Artificial Intelligence Isn’t a Four-Letter Word… Or Is It?

Photos and illustrations courtesy of Philip Grossman

Artificial Intelligence. Two words that, depending on the person you ask, either send the mind racing with images of a brave new world where everything zooms along faster, cheaper, and better—or a bad dream world where the studios are ruled by code and your next big show is greenlit because the formulas tell it will catch exactly 6.3 million viewers in week one.

By Philip Grossman

Here’s the truth: AI isn’t salvation or devastation for the movie and television industry. It’s just the newest in a long chain of technologies that will change the manner in which we work—if we let it. And if we’re smart, it won’t be in charge; it will be making us stronger. That’s the difference, because I’ve seen what happens when we do get it wrong.

Lessons From Non-Linear Editing in Media Production

We’ve been here before. I remember when non-linear editing arrived. Everybody was fretting that creativity would vanish or that kids would replace skilled editors with Final Cut on their bedroom iMacs. What actually happened was that we accelerated. We experimented more. We made improvements because the cost of “what if we try this?” plummeted.

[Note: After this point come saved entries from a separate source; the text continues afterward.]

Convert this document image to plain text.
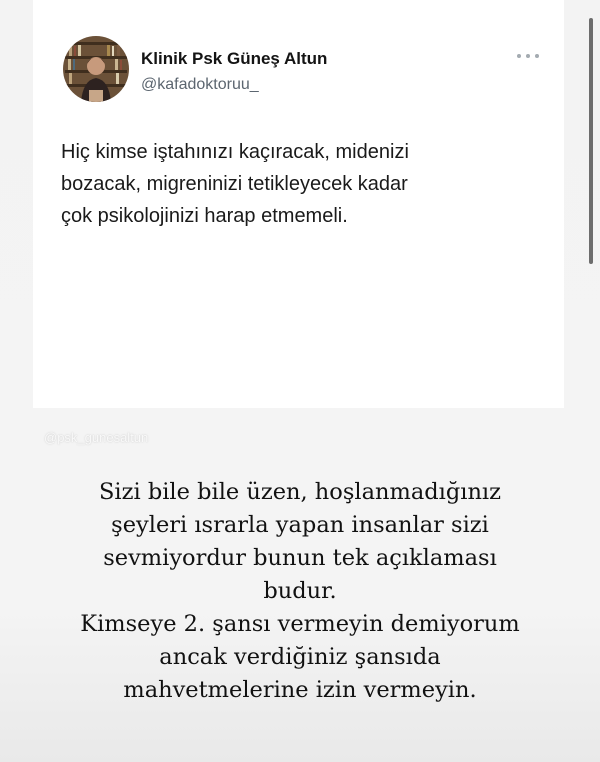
Klinik Psk Güneş Altun
@kafadoktoruu_
Hiç kimse iştahınızı kaçıracak, midenizi
bozacak, migreninizi tetikleyecek kadar
çok psikolojinizi harap etmemeli.
@psk_gunesaltun
Sizi bile bile üzen, hoşlanmadığınız
şeyleri ısrarla yapan insanlar sizi
sevmiyordur bunun tek açıklaması
budur.
Kimseye 2. şansı vermeyin demiyorum
ancak verdiğiniz şansıda
mahvetmelerine izin vermeyin.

AI in Broadcast Workflows: The 2025 Transformation

AI is our 2025 version of that shift—only this time, rather than revising the narrative, it’s about how we run the entire business behind it. Where AI really shines in our world is not in writing or directing talent—it’s in all those things that fill the pantry. Take media management. Every single frame we capture today becomes data, and there is just a hell of a lot of it. AI can watch, listen, and mark our clips for us—pick out faces, transcribe dialogue, read signage—so the shot you need is searchable in seconds, not gone in a hard drive cemetery. I’ve lost entire afternoons searching for “that one exterior shot with the blue car” from two seasons ago. AI can deliver it before you’ve even reached the bottom of your coffee mug.

AI in Media Management and Cloud Storage Solutions

Throw that into a well-organized NAS or private cloud, and you’re talking real, measurable hours saved every single week. That level of velocity is habit-forming, but with it comes a quieter menace we don’t talk about nearly enough: the erosion of the apprenticeship model that’s built this business for a hundred years. Not merely that an assistant editor isn’t learning by making cuts or syncing dailies, but they’re learning by sitting in the room with the senior editor—watching the choices they make, hearing the why of the cut, drinking in pacing and problem-solving nearly by osmosis. If AI is taking over the mechanical work, there’s a fear that the assistants never even get in the room to start. And if they’re not in the room, they’re not learning.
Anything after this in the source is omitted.